Ренси постарался, чтобы ни единый мускул не дрогнул на лице.
– А это кто здесь у нас? – Хети перевёл глаза на карлика, при этом радуясь так, будто встретил старого доброго знакомого. – Малыш Бес, если не ошибаюсь? Помнишь нашу последнюю встречу в каменоломне Кабды? Помилование в честь восшествия на престол нового фараона спасло тебя от смерти, но я сказал тебе тогда, что мы встретимся снова. Теперь я начальник другой каменоломни, а ты как был разбойником, так им и остался.
Малыш Бес в ответ лишь презрительно-насмешливо скривил губы.
– О, какой рослый кушит! – удивился Хети, переключив внимание на Памеджаи. – Не о нём ли в Саисе ходят слухи как о самом неуловимом расхитителе гробниц?
– Неуловимый пойман! – возгласил Ибена с таким видом, будто это он изловил преступника собственными руками.

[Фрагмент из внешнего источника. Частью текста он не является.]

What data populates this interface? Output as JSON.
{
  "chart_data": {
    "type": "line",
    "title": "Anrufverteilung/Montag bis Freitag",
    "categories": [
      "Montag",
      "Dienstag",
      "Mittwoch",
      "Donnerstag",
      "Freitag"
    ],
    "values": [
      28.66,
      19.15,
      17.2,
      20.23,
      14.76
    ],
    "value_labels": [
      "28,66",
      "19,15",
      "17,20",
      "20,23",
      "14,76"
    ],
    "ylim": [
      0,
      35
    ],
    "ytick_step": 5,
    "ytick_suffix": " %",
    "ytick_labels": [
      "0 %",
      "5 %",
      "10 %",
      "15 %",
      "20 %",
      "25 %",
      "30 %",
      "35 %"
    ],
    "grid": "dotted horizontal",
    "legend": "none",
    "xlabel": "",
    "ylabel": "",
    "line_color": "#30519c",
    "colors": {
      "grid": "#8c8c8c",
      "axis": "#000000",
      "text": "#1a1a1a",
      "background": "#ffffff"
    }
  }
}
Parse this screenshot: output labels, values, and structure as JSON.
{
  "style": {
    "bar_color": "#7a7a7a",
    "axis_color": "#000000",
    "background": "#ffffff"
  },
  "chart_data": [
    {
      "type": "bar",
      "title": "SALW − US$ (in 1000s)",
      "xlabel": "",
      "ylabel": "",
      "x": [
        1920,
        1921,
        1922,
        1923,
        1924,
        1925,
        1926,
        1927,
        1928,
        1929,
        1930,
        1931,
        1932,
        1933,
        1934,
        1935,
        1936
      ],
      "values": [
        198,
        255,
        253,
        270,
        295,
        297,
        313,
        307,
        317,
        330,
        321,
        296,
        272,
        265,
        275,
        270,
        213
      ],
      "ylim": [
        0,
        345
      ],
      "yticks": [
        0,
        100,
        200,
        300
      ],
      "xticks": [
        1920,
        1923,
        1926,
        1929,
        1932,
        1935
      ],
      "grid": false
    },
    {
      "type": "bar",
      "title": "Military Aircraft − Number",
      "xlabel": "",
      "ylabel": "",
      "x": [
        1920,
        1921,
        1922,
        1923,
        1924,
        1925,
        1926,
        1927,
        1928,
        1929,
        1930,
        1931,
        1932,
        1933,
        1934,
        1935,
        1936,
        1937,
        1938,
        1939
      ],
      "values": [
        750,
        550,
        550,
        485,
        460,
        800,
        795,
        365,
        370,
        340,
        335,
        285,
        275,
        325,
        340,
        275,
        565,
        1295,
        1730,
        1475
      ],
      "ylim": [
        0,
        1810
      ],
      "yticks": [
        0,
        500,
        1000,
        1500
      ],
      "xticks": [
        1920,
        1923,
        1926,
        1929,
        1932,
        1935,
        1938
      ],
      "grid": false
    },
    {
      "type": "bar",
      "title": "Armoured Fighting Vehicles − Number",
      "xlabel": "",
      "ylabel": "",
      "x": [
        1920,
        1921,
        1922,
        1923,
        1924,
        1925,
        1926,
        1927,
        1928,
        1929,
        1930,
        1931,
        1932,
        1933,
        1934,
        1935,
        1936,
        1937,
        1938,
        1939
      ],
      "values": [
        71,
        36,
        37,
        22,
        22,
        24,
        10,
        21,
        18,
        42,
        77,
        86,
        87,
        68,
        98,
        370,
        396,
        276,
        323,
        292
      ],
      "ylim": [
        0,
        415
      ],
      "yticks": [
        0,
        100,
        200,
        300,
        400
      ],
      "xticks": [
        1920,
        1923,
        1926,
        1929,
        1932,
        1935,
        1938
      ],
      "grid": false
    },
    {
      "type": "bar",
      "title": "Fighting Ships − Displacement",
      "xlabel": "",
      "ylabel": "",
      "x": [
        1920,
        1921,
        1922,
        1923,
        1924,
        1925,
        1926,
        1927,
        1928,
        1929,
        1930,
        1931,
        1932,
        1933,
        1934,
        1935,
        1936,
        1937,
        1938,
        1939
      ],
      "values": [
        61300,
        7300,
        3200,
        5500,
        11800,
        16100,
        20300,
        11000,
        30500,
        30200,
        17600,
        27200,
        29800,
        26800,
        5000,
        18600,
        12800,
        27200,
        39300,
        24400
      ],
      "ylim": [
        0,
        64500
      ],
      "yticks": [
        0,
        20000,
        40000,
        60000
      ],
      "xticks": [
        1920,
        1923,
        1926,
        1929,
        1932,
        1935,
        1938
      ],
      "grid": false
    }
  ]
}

– Вот так громадина, клянусь Птахом! Какая грудь, что за руки! Эй, повернись, великан!
Памеджаи послушно повернулся к Хети, в улыбке обнажая крупные зубы, крепко всаженные в розовые дёсна, и тараща глазищи так, что засверкали белки.
Два начальника и главный писец, не скрывая восторга, рассматривали кушита с ног до головы.
– Не могу поверить! Ведь за те преступления, что он совершал едва ли не каждый год, его должны были немедленно казнить. Как же он попал в нашу экспедицию?
– Он очень силён и вынослив, прямо-таки чудеса выделывает, потому в каменоломне ему самое место, – подал голос Джутинехет. – Он и вола заменит, если запрячь его. А смерть, быстрая или медленная: она всех найдёт в Красной Горе…
Перед тем, как уйти, Хети объявил осуждённым о своём решении выдать всем дополнительную порцию воды. И с сожалением прибавил, что никогда не пошёл бы на это, если бы не просьба «милосердного Джутинехета», заступившегося за каторжан…
И снова зашевелились люди и обозы. Послышался скрип телег, рёв скота и окрики возниц, стоны измученных осуждённых, звон цепей и громкая брань надзирателей. Над колонной снова заклубилась туманом жёлтая пыль.